With billions of dollars of reconstruction work ongoing throughout the New Orleans metro area, New Orleans has withstood some of the worst effects of the recession. But a recent influx of available workers without a corresponding spike in available jobs has caused the New Orleans unemployment rate to jump to 7.3 percent from the previous post-Katrina level of 5 percent, according to information presented by Allison Plyer of the Greater New Orleans Community Data Center.

Local leaders worry that the ongoing construction work also will not serve as a basis for a healthy economy going forward, Plyer said.

Plyer also reported that about 90 percent of pre-Katrina residents have moved back to their homes throughout the metro area.

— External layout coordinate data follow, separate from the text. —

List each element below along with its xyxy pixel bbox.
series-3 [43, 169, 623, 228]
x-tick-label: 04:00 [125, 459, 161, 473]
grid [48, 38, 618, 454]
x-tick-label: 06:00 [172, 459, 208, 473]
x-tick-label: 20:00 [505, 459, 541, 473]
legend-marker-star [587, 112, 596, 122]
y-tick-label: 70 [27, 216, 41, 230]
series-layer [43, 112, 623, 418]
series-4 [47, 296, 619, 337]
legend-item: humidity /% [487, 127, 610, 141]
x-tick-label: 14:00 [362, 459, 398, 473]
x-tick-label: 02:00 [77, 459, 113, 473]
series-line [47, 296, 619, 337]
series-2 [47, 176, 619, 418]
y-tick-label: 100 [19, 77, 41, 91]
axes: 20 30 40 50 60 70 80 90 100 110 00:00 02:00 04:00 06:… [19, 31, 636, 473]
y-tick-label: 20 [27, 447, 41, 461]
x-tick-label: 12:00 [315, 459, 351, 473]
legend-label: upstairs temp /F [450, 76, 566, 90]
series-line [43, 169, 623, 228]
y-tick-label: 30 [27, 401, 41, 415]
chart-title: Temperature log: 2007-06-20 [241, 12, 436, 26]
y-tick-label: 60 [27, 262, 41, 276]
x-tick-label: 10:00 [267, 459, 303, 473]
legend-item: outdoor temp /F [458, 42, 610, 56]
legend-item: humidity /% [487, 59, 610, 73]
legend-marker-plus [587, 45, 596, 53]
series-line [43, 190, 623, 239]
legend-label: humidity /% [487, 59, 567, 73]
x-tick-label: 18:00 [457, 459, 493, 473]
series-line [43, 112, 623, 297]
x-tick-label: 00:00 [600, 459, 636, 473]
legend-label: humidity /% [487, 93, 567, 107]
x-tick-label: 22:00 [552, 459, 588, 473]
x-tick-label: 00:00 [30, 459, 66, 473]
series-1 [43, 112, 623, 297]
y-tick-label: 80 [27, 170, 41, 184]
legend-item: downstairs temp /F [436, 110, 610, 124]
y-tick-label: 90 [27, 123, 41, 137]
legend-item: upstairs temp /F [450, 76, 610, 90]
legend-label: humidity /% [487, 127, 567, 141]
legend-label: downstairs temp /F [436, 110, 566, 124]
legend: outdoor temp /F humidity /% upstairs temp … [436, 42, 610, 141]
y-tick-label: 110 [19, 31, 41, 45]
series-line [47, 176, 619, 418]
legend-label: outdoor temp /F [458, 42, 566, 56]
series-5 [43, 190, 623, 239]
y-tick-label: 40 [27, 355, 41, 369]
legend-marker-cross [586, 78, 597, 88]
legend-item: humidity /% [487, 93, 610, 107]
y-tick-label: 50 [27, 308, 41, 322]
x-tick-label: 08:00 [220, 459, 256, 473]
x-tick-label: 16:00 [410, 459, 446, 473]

But rental housing prices have spiked 40 percent since pre-Katrina days, thanks to a reduced supply. This remains one of the city’s great challenges, Plyer said.

Between Hurricane Katrina and Hurricane Rita, $150 billion worth of damage befell the Gulf Coast region. But only $75 billion in funding for recovery is available, mostly from the federal government, followed by insurance companies. Charitable giving makes up a small piece of the pie.

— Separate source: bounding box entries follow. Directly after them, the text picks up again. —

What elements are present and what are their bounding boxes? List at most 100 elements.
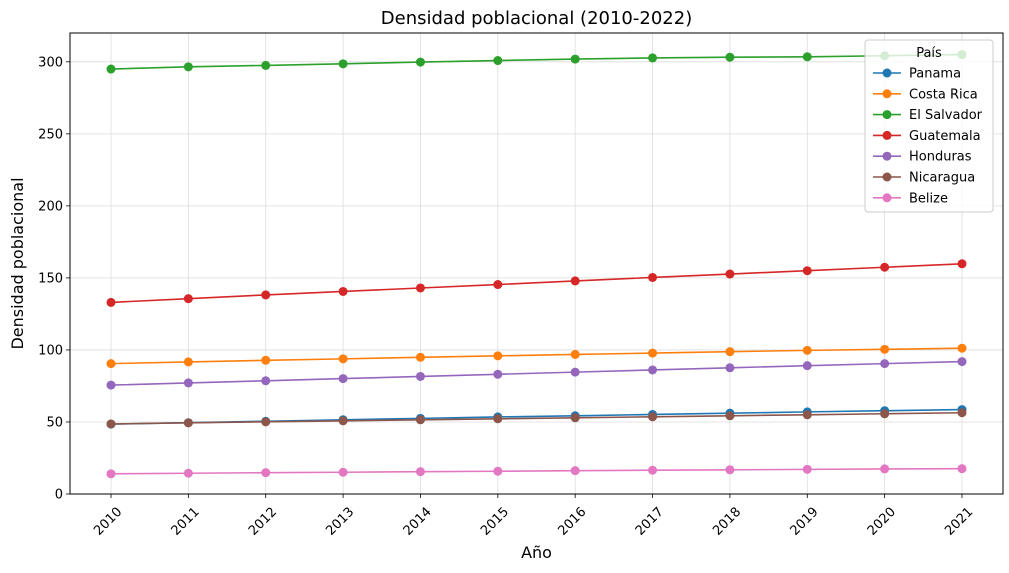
series-line-costa-rica — [110, 347, 963, 365]
legend-item-panama: Panama — [873, 67, 961, 82]
data-point-honduras — [261, 376, 271, 386]
grid-lines — [70, 33, 1003, 495]
data-point-belize — [802, 464, 812, 474]
data-point-guatemala — [880, 262, 890, 272]
data-point-guatemala — [338, 286, 348, 296]
x-tick-label: 2018 — [710, 505, 744, 539]
data-point-nicaragua — [648, 412, 658, 422]
data-point-honduras — [648, 365, 658, 375]
data-point-belize — [183, 468, 193, 478]
data-point-guatemala — [957, 259, 967, 269]
series-line-el-salvador — [110, 53, 963, 70]
data-point-guatemala — [183, 294, 193, 304]
legend-marker-belize — [882, 193, 892, 203]
series-line-honduras — [110, 360, 963, 386]
data-point-nicaragua — [415, 415, 425, 425]
data-point-honduras — [802, 361, 812, 371]
legend-label-belize: Belize — [909, 191, 948, 206]
data-point-nicaragua — [957, 408, 967, 418]
series-lines — [106, 50, 967, 479]
x-tick-label: 2014 — [401, 505, 435, 539]
legend-label-panama: Panama — [909, 67, 961, 82]
x-tick-label: 2011 — [169, 505, 203, 539]
series-costa-rica — [106, 343, 967, 369]
data-point-costa-rica — [648, 348, 658, 358]
data-point-el-salvador — [648, 53, 658, 63]
legend-marker-el-salvador — [882, 110, 892, 120]
series-guatemala — [106, 259, 967, 307]
data-point-nicaragua — [338, 416, 348, 426]
data-point-costa-rica — [880, 344, 890, 354]
data-point-belize — [415, 467, 425, 477]
data-point-costa-rica — [493, 351, 503, 361]
data-point-el-salvador — [570, 54, 580, 64]
data-point-honduras — [338, 374, 348, 384]
data-point-honduras — [880, 359, 890, 369]
y-tick-label: 100 — [38, 343, 63, 358]
legend-marker-panama — [882, 68, 892, 78]
y-tick-label: 300 — [38, 55, 63, 70]
y-tick-label: 200 — [38, 199, 63, 214]
data-point-el-salvador — [493, 56, 503, 66]
data-point-belize — [725, 465, 735, 475]
data-point-costa-rica — [183, 357, 193, 367]
data-point-costa-rica — [957, 343, 967, 353]
chart-title: Densidad poblacional (2010-2022) — [381, 8, 692, 29]
data-point-nicaragua — [106, 419, 116, 429]
data-point-nicaragua — [802, 410, 812, 420]
legend-marker-costa-rica — [882, 89, 892, 99]
data-point-belize — [261, 468, 271, 478]
data-point-honduras — [725, 363, 735, 373]
series-belize — [106, 464, 967, 479]
legend-marker-guatemala — [882, 130, 892, 140]
data-point-belize — [648, 465, 658, 475]
data-point-belize — [493, 466, 503, 476]
x-tick-label: 2013 — [323, 505, 357, 539]
data-point-belize — [880, 464, 890, 474]
data-point-el-salvador — [261, 60, 271, 70]
series-line-nicaragua — [110, 411, 963, 425]
data-point-el-salvador — [338, 59, 348, 69]
data-point-honduras — [183, 378, 193, 388]
series-line-guatemala — [110, 262, 963, 304]
legend-box — [864, 39, 994, 213]
data-point-costa-rica — [106, 359, 116, 369]
data-point-costa-rica — [725, 347, 735, 357]
data-point-guatemala — [493, 280, 503, 290]
data-point-honduras — [415, 371, 425, 381]
data-point-honduras — [570, 367, 580, 377]
x-tick-label: 2015 — [478, 505, 512, 539]
x-tick-label: 2021 — [942, 505, 976, 539]
axes — [69, 32, 1004, 495]
x-tick-label: 2020 — [865, 505, 899, 539]
data-point-honduras — [493, 369, 503, 379]
legend-title: País — [916, 46, 942, 61]
data-point-guatemala — [261, 290, 271, 300]
legend-marker-honduras — [882, 151, 892, 161]
data-point-honduras — [957, 357, 967, 367]
data-point-guatemala — [802, 266, 812, 276]
x-tick-label: 2016 — [555, 505, 589, 539]
x-tick-label: 2010 — [91, 505, 125, 539]
tick-labels: 2010 2011 2012 2013 2014 2015 2016 2017 2018 2019… — [38, 55, 976, 538]
data-point-nicaragua — [880, 409, 890, 419]
data-point-guatemala — [648, 272, 658, 282]
data-point-el-salvador — [802, 52, 812, 62]
series-el-salvador — [106, 50, 967, 74]
y-tick-label: 250 — [38, 127, 63, 142]
y-tick-label: 150 — [38, 271, 63, 286]
legend-label-nicaragua: Nicaragua — [909, 171, 975, 186]
data-point-nicaragua — [725, 411, 735, 421]
data-point-belize — [570, 466, 580, 476]
data-point-costa-rica — [415, 352, 425, 362]
data-point-guatemala — [570, 276, 580, 286]
data-point-nicaragua — [570, 413, 580, 423]
legend-marker-nicaragua — [882, 172, 892, 182]
data-point-guatemala — [725, 269, 735, 279]
x-axis-title: Año — [521, 543, 552, 562]
plot-frame — [69, 32, 1004, 495]
data-point-guatemala — [415, 283, 425, 293]
data-point-el-salvador — [183, 62, 193, 72]
data-point-nicaragua — [183, 418, 193, 428]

Much of these relief funds have yet to be distributed, or have been distributed ineffectively, as the somewhat agitated crowd in the Koch Seminar building at the Aspen Institute grumbled “where’s the money?”

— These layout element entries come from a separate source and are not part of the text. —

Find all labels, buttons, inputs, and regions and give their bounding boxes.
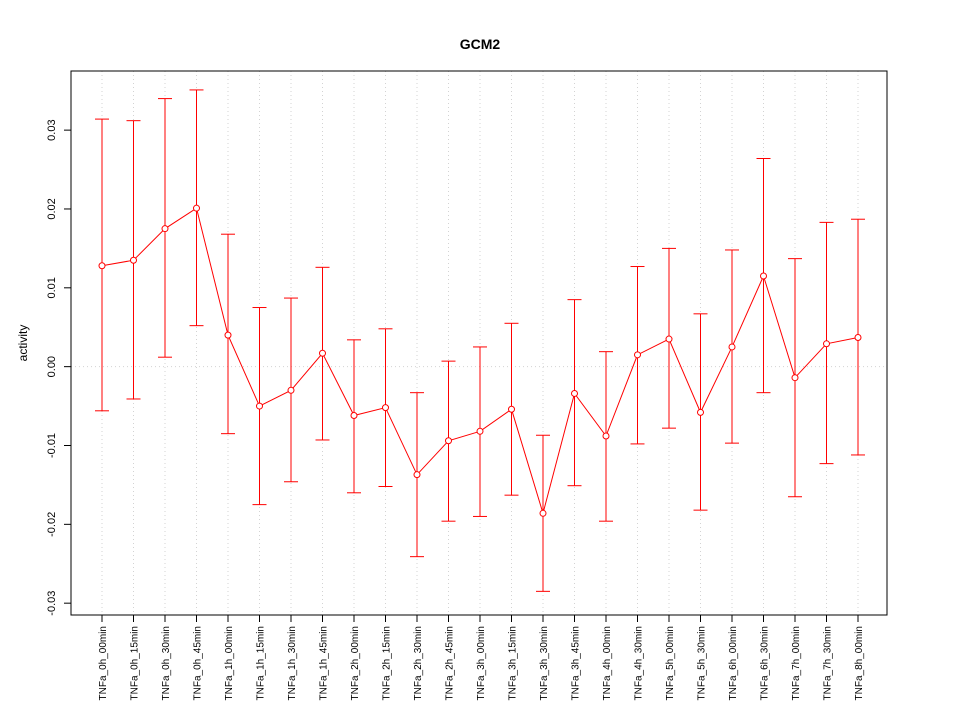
x-tick-label: TNFa_3h_15min — [508, 626, 519, 700]
data-point — [476, 427, 484, 435]
y-tick-label: 0.00 — [46, 356, 58, 377]
data-point — [319, 349, 326, 357]
x-tick-label: TNFa_6h_00min — [728, 626, 739, 700]
grid — [71, 71, 887, 615]
data-point — [634, 351, 641, 359]
x-tick-label: TNFa_2h_00min — [350, 626, 361, 700]
x-tick-label: TNFa_0h_30min — [161, 626, 172, 700]
x-tick-label: TNFa_1h_45min — [319, 626, 330, 700]
x-tick-label: TNFa_1h_00min — [224, 626, 235, 700]
data-point — [823, 340, 830, 348]
data-point — [854, 333, 862, 341]
x-tick-label: TNFa_2h_30min — [413, 626, 424, 700]
y-tick-label: -0.03 — [46, 591, 58, 616]
x-tick-label: TNFa_7h_30min — [823, 626, 834, 700]
data-point — [98, 262, 106, 270]
data-point — [665, 335, 673, 343]
y-axis-label: activity — [16, 325, 30, 362]
data-point — [287, 386, 295, 394]
y-tick-label: -0.02 — [46, 512, 58, 537]
data-point — [193, 204, 200, 212]
x-tick-label: TNFa_8h_00min — [854, 626, 865, 700]
data-point — [130, 256, 137, 264]
x-tick-label: TNFa_4h_00min — [602, 626, 613, 700]
y-tick-label: 0.01 — [46, 277, 58, 298]
data-point — [224, 331, 232, 339]
x-tick-label: TNFa_0h_45min — [193, 626, 204, 700]
x-tick-label: TNFa_7h_00min — [791, 626, 802, 700]
error-bars — [95, 89, 865, 592]
y-tick-label: 0.02 — [46, 198, 58, 219]
y-tick-label: 0.03 — [46, 119, 58, 140]
data-point — [256, 402, 263, 410]
x-tick-label: TNFa_5h_30min — [697, 626, 708, 700]
plot-frame — [70, 70, 888, 616]
chart-title: GCM2 — [460, 36, 501, 52]
data-point — [571, 389, 578, 397]
x-tick-label: TNFa_0h_15min — [130, 626, 141, 700]
x-tick-label: TNFa_2h_45min — [445, 626, 456, 700]
y-axis: -0.03 -0.02 -0.01 0.00 0.01 0.02 0.03 — [46, 119, 72, 616]
data-point — [382, 404, 389, 412]
x-tick-label: TNFa_3h_45min — [571, 626, 582, 700]
data-point — [602, 432, 610, 440]
x-tick-label: TNFa_4h_30min — [634, 626, 645, 700]
x-tick-label: TNFa_0h_00min — [98, 626, 109, 700]
x-tick-label: TNFa_5h_00min — [665, 626, 676, 700]
x-tick-label: TNFa_3h_00min — [476, 626, 487, 700]
data-point — [445, 437, 452, 445]
data-point — [760, 272, 767, 280]
data-point — [697, 408, 704, 416]
series-points — [98, 204, 862, 517]
x-axis: TNFa_0h_00min TNFa_0h_15min TNFa_0h_30min T… — [98, 614, 865, 700]
data-point — [728, 343, 736, 351]
x-tick-label: TNFa_3h_30min — [539, 626, 550, 700]
data-point — [508, 405, 515, 413]
x-tick-label: TNFa_1h_15min — [256, 626, 267, 700]
data-point — [791, 374, 799, 382]
data-point — [539, 509, 547, 517]
y-tick-label: -0.01 — [46, 433, 58, 458]
data-point — [161, 225, 169, 233]
data-point — [413, 471, 421, 479]
x-tick-label: TNFa_2h_15min — [382, 626, 393, 700]
data-point — [350, 412, 358, 420]
x-tick-label: TNFa_1h_30min — [287, 626, 298, 700]
x-tick-label: TNFa_6h_30min — [760, 626, 771, 700]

Among the panelists was Janet Woodka, the federal coordinator for Gulf Coast rebuilding under the Department of Homeland Security and the Obama administration. She explained that the Obama administration is examining ways to better coordinate the release of funds and to reduce friction between local, state and federal agencies.

Another topic of contention is the levee system that surrounds New Orleans, which failed in places after the storm, causing the catastrophe.

Woodka said the levees are being brought back up to where they should have been pre-Katrina. But she also said there might be better solutions out there and that a collaboration is under way between New Orleans leaders and Dutch experts in that below sea level country’s system of dikes.